Lahm b'Ajeen (لحم بعجين), literally "meat with dough," is a thin round of flatbread spread with a layer of spiced minced meat and baked hot, then rolled or folded to eat. It sits in the same family as lahmacun and is close kin to the open-faced sfiha. The angle is the topping and how thin everything is. The meat is not a heap but a thin, even smear pressed right to the edge so it cooks through as the dough crisps under it, and the seasoning is built around acid and warmth so the bite is bright rather than just rich. Done right it is a crackling, pliable round with a savory, tangy meat layer; done wrong it is either a dry cracker with a scorched skim of meat or a soggy disc where the topping was too wet and heavy.
The build is precise where it counts. A thin dough is rolled out flat and the topping is mixed and applied raw: finely minced lamb or beef worked with grated onion and tomato, parsley, a measure of seven-spice or allspice and cinnamon, and a defining sour note from pomegranate molasses, sometimes tamarind or lemon, with a little chili in many versions. That mixture is spread thin and even across the whole surface, edge to edge, then the round is baked fast in a very hot oven or on a hot stone until the dough is crisp at the rim and just cooked under the meat. Good execution shows a thin base that is crisp but still foldable, a meat layer that is cooked but moist and clearly tart with pomegranate, and seasoning that carries warmth without going dull. Sloppy execution loads the topping too thick so the center stays raw while the edge burns, runs it too wet so the dough goes limp, or underseasons so the meat reads flat and the sour note is missing.

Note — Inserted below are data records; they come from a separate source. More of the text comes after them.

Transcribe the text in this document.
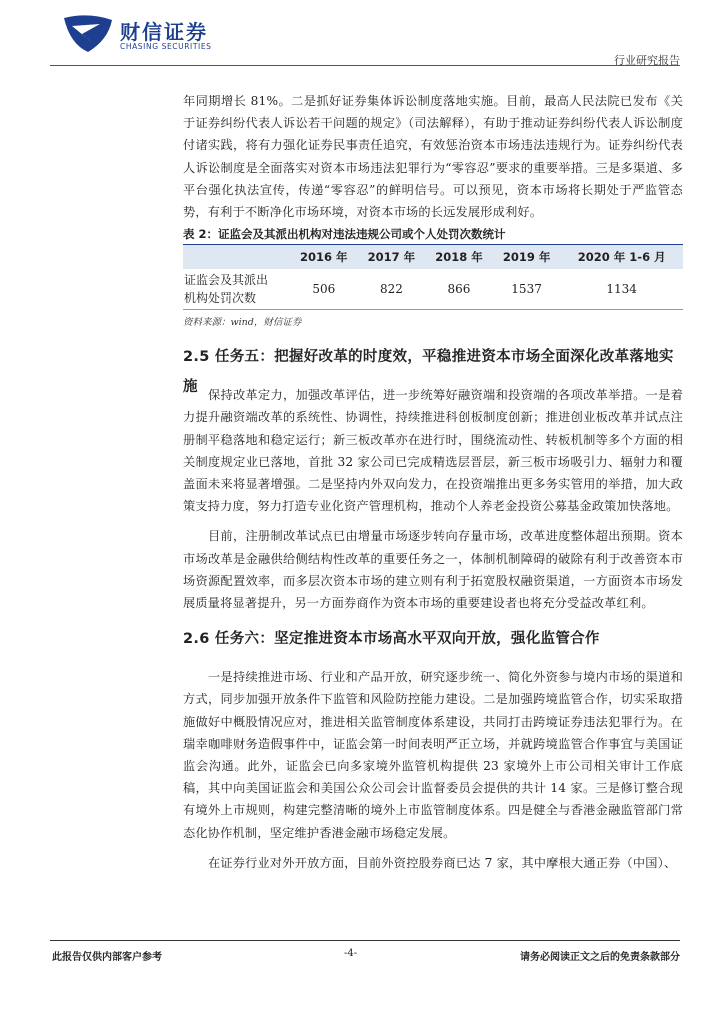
财信证券
CHASING SECURITIES
行业研究报告

年同期增长 81%。二是抓好证券集体诉讼制度落地实施。目前，最高人民法院已发布《关于证券纠纷代表人诉讼若干问题的规定》（司法解释），有助于推动证券纠纷代表人诉讼制度付诸实践，将有力强化证券民事责任追究，有效惩治资本市场违法违规行为。证券纠纷代表人诉讼制度是全面落实对资本市场违法犯罪行为“零容忍”要求的重要举措。三是多渠道、多平台强化执法宣传，传递“零容忍”的鲜明信号。可以预见，资本市场将长期处于严监管态势，有利于不断净化市场环境，对资本市场的长远发展形成利好。

表 2：证监会及其派出机构对违法违规公司或个人处罚次数统计
	2016 年	2017 年	2018 年	2019 年	2020 年 1-6 月
证监会及其派出
机构处罚次数	506	822	866	1537	1134
资料来源：wind，财信证券
2.5 任务五：把握好改革的时度效，平稳推进资本市场全面深化改革落地实施 保持改革定力，加强改革评估，进一步统筹好融资端和投资端的各项改革举措。一是着力提升融资端改革的系统性、协调性，持续推进科创板制度创新；推进创业板改革并试点注册制平稳落地和稳定运行；新三板改革亦在进行时，围绕流动性、转板机制等多个方面的相关制度规定业已落地，首批 32 家公司已完成精选层晋层，新三板市场吸引力、辐射力和覆盖面未来将显著增强。二是坚持内外双向发力，在投资端推出更多务实管用的举措，加大政策支持力度，努力打造专业化资产管理机构，推动个人养老金投资公募基金政策加快落地。

目前，注册制改革试点已由增量市场逐步转向存量市场，改革进度整体超出预期。资本市场改革是金融供给侧结构性改革的重要任务之一，体制机制障碍的破除有利于改善资本市场资源配置效率，而多层次资本市场的建立则有利于拓宽股权融资渠道，一方面资本市场发展质量将显著提升，另一方面券商作为资本市场的重要建设者也将充分受益改革红利。

2.6 任务六：坚定推进资本市场高水平双向开放，强化监管合作

一是持续推进市场、行业和产品开放，研究逐步统一、简化外资参与境内市场的渠道和方式，同步加强开放条件下监管和风险防控能力建设。二是加强跨境监管合作，切实采取措施做好中概股情况应对，推进相关监管制度体系建设，共同打击跨境证券违法犯罪行为。在瑞幸咖啡财务造假事件中，证监会第一时间表明严正立场，并就跨境监管合作事宜与美国证监会沟通。此外，证监会已向多家境外监管机构提供 23 家境外上市公司相关审计工作底稿，其中向美国证监会和美国公众公司会计监督委员会提供的共计 14 家。三是修订整合现有境外上市规则，构建完整清晰的境外上市监管制度体系。四是健全与香港金融监管部门常态化协作机制，坚定维护香港金融市场稳定发展。

在证券行业对外开放方面，目前外资控股券商已达 7 家，其中摩根大通正券（中国）、

此报告仅供内部客户参考	-4-	请务必阅读正文之后的免责条款部分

To eat it is rolled into a tube or folded in half, often with a squeeze of lemon and fresh mint, parsley, tomato, or onion added inside so it carries like a sandwich rather than a flat snack. It varies mostly by the acid and the spice rather than by bulk. A pomegranate-forward version is sweet and sour against the meat; a lemon-and-chili hand is sharper and hotter; a milder spice mix reads gentler and more savory. The dough thickness shifts it too: very thin and it eats like a crisp wrap, slightly thicker and it leans toward the bready, open sfiha. That open-faced baked-pie form is close enough to be confused with it but eats differently in thickness and shape and deserves its own treatment. What lahm b'ajeen reliably delivers is a thin crisp round under a thin, tangy, well-spiced meat layer, rolled up and eaten by hand.